行った先には、仄明るい光を放つ人ならざる者がいた。だが、アクマの様に禍々しい雰囲気は持っていない。
そしてあれこれ考えている内に、予告も無しにつりあげられて今にいたる。
「………っ」
ヘブラスカの手(?)が、イノセンスを中心に体内へ入り込んでいる。そしてそれらは何らかの方法で、リウのイノセンスを隅々まで調べているのだ。
「う………」
体内を探られるような、そんな感覚。何ともいえない不可思議な感覚に、リウは身震いを覚えた。

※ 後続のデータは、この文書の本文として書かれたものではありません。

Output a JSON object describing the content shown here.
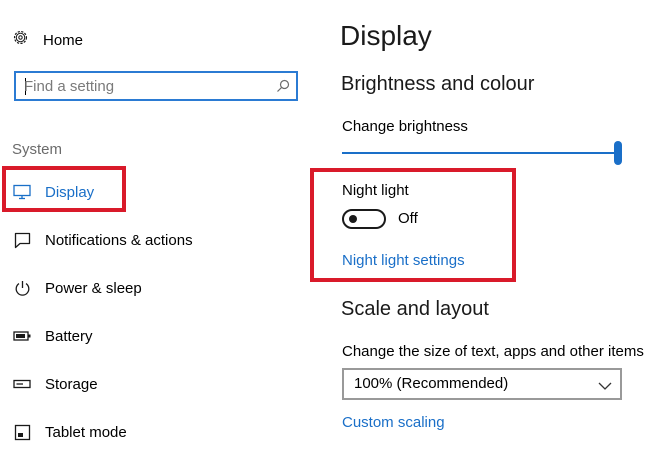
{
  "sidebar": {
    "home_label": "Home",
    "search": {
      "placeholder": "Find a setting",
      "value": ""
    },
    "section_label": "System",
    "items": [
      {
        "label": "Display",
        "icon": "monitor-icon",
        "selected": true
      },
      {
        "label": "Notifications & actions",
        "icon": "notification-icon"
      },
      {
        "label": "Power & sleep",
        "icon": "power-icon"
      },
      {
        "label": "Battery",
        "icon": "battery-icon"
      },
      {
        "label": "Storage",
        "icon": "storage-icon"
      },
      {
        "label": "Tablet mode",
        "icon": "tablet-mode-icon"
      }
    ]
  },
  "main": {
    "title": "Display",
    "brightness_section": {
      "heading": "Brightness and colour",
      "slider_label": "Change brightness",
      "brightness_fraction": 1.0,
      "night_light": {
        "label": "Night light",
        "state": "Off",
        "settings_link": "Night light settings"
      }
    },
    "scale_section": {
      "heading": "Scale and layout",
      "size_label": "Change the size of text, apps and other items",
      "size_value": "100% (Recommended)",
      "custom_link": "Custom scaling"
    }
  },
  "colors": {
    "accent": "#1a6fc8",
    "highlight_box": "#d91a2a",
    "search_border": "#2b7bd3"
  }
}
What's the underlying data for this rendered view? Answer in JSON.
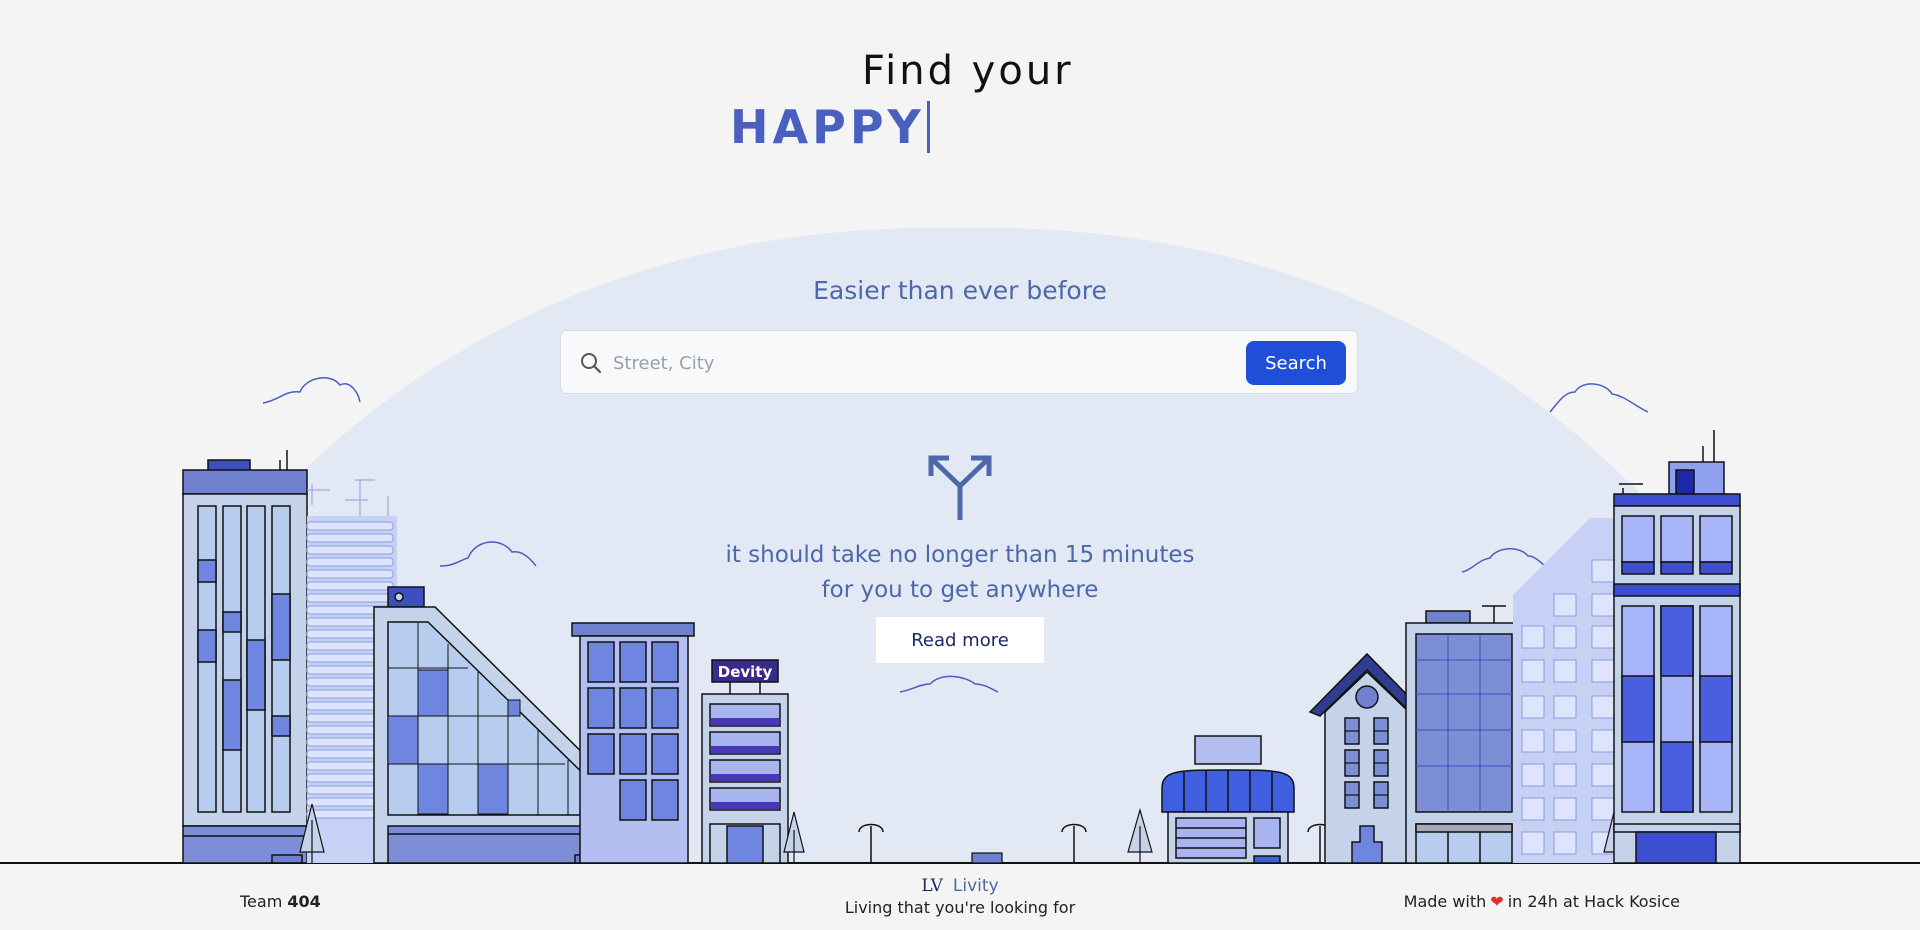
{
  "hero": {
    "line1": "Find your",
    "typed_word": "HAPPY"
  },
  "search": {
    "tagline": "Easier than ever before",
    "placeholder": "Street, City",
    "value": "",
    "button_label": "Search"
  },
  "info": {
    "line1": "it should take no longer than 15 minutes",
    "line2": "for you to get anywhere",
    "read_more_label": "Read more"
  },
  "illustration": {
    "shop_sign": "Devity"
  },
  "footer": {
    "team_prefix": "Team",
    "team_number": "404",
    "brand_logo": "LV",
    "brand_name": "Livity",
    "slogan": "Living that you're looking for",
    "made_prefix": "Made with",
    "made_suffix": "in 24h at Hack Kosice",
    "heart_icon": "heart-icon"
  },
  "colors": {
    "accent": "#4b5fbf",
    "button": "#1f4fd8",
    "dome": "#e3e8f5",
    "background": "#f4f4f4"
  }
}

「大丈夫ですよリウ。貴方と貴方のイノセンスの適合率をみているだけですから」
「適合……率………?」
「そうだ………私は、君とイノセンスの状態を…みているだけだ……」
ヘブラスカはそう告げると、リウの体内から手のようなものを抜き去り、昇降機の上にそっと降ろした。

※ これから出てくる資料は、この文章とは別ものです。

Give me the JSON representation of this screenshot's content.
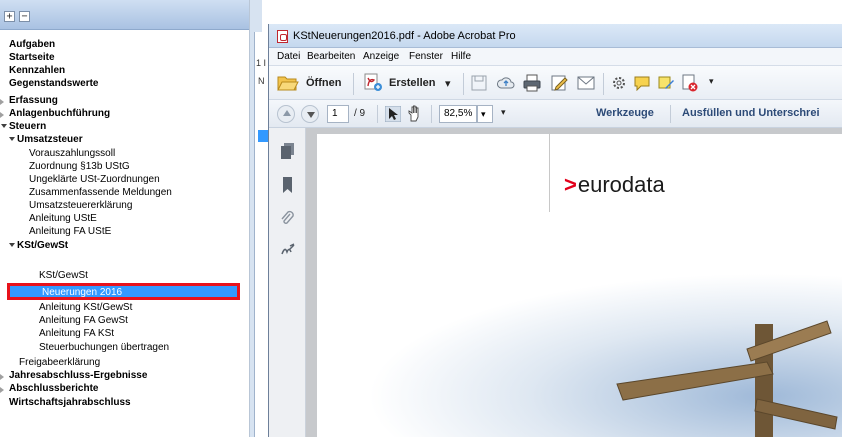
{
  "tree": {
    "toolbar": {
      "expand_symbol": "+",
      "collapse_symbol": "−"
    },
    "items": [
      {
        "label": "Aufgaben"
      },
      {
        "label": "Startseite"
      },
      {
        "label": "Kennzahlen"
      },
      {
        "label": "Gegenstandswerte"
      },
      {
        "label": "Erfassung"
      },
      {
        "label": "Anlagenbuchführung"
      },
      {
        "label": "Steuern"
      },
      {
        "label": "Umsatzsteuer"
      },
      {
        "label": "Vorauszahlungssoll"
      },
      {
        "label": "Zuordnung §13b UStG"
      },
      {
        "label": "Ungeklärte USt-Zuordnungen"
      },
      {
        "label": "Zusammenfassende Meldungen"
      },
      {
        "label": "Umsatzsteuererklärung"
      },
      {
        "label": "Anleitung UStE"
      },
      {
        "label": "Anleitung FA UStE"
      },
      {
        "label": "KSt/GewSt"
      },
      {
        "label": "KSt/GewSt"
      },
      {
        "label": "Neuerungen 2016"
      },
      {
        "label": "Anleitung KSt/GewSt"
      },
      {
        "label": "Anleitung FA GewSt"
      },
      {
        "label": "Anleitung FA KSt"
      },
      {
        "label": "Steuerbuchungen übertragen"
      },
      {
        "label": "Freigabeerklärung"
      },
      {
        "label": "Jahresabschluss-Ergebnisse"
      },
      {
        "label": "Abschlussberichte"
      },
      {
        "label": "Wirtschaftsjahrabschluss"
      }
    ]
  },
  "middle": {
    "row1": "1 I",
    "row2": "N"
  },
  "acrobat": {
    "title": "KStNeuerungen2016.pdf - Adobe Acrobat Pro",
    "menu": [
      "Datei",
      "Bearbeiten",
      "Anzeige",
      "Fenster",
      "Hilfe"
    ],
    "toolbar": {
      "open_label": "Öffnen",
      "create_label": "Erstellen",
      "create_dropdown": "▾",
      "more": "▾"
    },
    "nav": {
      "page_current": "1",
      "page_total": "/ 9",
      "zoom": "82,5%",
      "zoom_dropdown": "▾",
      "more": "▾",
      "tools_label": "Werkzeuge",
      "fill_sign_label": "Ausfüllen und Unterschrei"
    },
    "document": {
      "logo_chevron": ">",
      "logo_text": "eurodata"
    },
    "colors": {
      "logo_red": "#e2001a",
      "selection": "#3399ff",
      "highlight_border": "#e8121b"
    }
  }
}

腰が抜けてしまっているのか、リウはヘブラスカに降ろされると途端、床に座り込んでしまった。
「リウ・ストラス……
お前のイノセンスは、何時か時空を駆け巡る寵愛者を生み出すだろう」
「時空…?寵愛者……?」
「面白い結果が出ましたね、ヘブラスカ」
室長がリウに近付き、手を差し延べた。
「ヘブラスカはイノセンスの守護者。そして彼女は、他のエクソシスト達の未来を“予言”出来るのです。
……大丈夫?立てるかい?」
「あ…………はい」
おずおずと、差し延べられた手に己の手を重ねる。そのまま引っ張り上げられ、つられて立ち上がった。
「有難う、ございます」
「いいですよ、お礼なんて」
付いてしまった埃を払いながらお礼を述べると、やんわりと拒まれた。
その後「あ、そういえば」と声をあげると、改めてリウに向き合った。
「まだ私の名前を言っていませんでしたね」
「……“しつちょう”じゃないの?」
此処へ来る前にクロスからそう聞いていたリウは、不思議に思ってそう尋ねた。
その“しつちょう”は、少年の言葉を聞いて暫く何の事だか分からず、頭に『?』を浮かべていた。やがて言葉の意味を理解すると吹き出し、笑い混じりに少年に話した。
「それは肩書きだよ。
私自身の名前は、カルシス・ルファレーといいます」
改めてよろしくね。と笑みを浮かべながら、室長――カルシスが言った。